Friday, December 19, 2008
Urgh
Friday, November 21, 2008
Feature my car needs
I was approaching a traffic light and braked when it turned yellow, in plenty of time to stop with only light brake pressure ... only I didn't. Aside from that ominous ABS chattering, I got bupkis for stopping power. Pretty soon I was standing on the brakes and muttering wordless prayers that the people in the cross traffic lanes would notice that - hey! She's not actually slowing down! - and maybe keep from ramming into my daughter's car seat.
Luckily, I was "stopping" while sliding straight ahead, not at some weird angle, and the people in the cross traffic were polite enough to not even honk at me as I slid by. Maybe the look of panic on my face was enough to stay their honker hands. In any case, major bullets were dodged, and the rest of the trip home was uneventful.

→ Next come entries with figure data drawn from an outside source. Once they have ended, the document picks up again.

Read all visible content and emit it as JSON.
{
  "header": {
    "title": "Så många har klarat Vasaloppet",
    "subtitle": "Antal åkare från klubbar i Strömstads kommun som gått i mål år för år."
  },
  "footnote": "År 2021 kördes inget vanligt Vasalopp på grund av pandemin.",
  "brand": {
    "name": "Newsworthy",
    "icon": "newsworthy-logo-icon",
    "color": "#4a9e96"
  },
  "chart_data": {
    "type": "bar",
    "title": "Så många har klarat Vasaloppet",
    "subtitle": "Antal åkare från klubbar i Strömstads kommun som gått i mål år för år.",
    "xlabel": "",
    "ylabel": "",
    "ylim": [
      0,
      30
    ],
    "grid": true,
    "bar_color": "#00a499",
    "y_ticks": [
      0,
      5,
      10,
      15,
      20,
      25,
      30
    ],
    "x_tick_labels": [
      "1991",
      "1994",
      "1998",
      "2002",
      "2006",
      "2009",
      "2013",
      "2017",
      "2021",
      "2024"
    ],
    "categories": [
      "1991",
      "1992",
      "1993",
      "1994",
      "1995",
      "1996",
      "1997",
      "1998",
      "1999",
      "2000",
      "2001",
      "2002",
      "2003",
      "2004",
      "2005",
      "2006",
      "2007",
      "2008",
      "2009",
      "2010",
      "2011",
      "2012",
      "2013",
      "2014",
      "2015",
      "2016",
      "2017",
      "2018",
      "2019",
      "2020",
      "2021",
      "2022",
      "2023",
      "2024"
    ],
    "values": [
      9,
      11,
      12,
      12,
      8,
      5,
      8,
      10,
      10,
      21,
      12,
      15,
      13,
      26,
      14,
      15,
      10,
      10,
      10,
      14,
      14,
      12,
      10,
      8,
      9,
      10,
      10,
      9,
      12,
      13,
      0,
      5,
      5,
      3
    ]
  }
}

For the past two days, though, I've been reliving the moment and trying to figure out what I would have done if the other traffic hadn't noticed my predicament. I've decided that I probably should have started honking like a maniac to let them know there was a problem, although that probably would have backfired and made them think that the people behind them were getting antsy so they should pull out right into the side of my car.
I think we all need a new feature on our cars. I'm calling mine the "OhHolyHellTheCarWon'tStopPleaseDearGodDon'tLetThemPullIntoMyLaneBecauseWe'dAllEndUpDeadAndItWouldBeMyFaultKindOfAndThatWouldReallySuckSoPleasePleasePleaseStayWhereYouAreAndPreventMyCertainDeathFromAStupidWeatherConditionFuckFuckFuck" button. Pushing it would turn on a revolving light on all sides of the car and a recording of a primeval scream. I think the button should be near the "emergency flashers" button on the dashboard, and the icon should show somebody screaming and waving his arms over his head. I'd like mine to be acid green.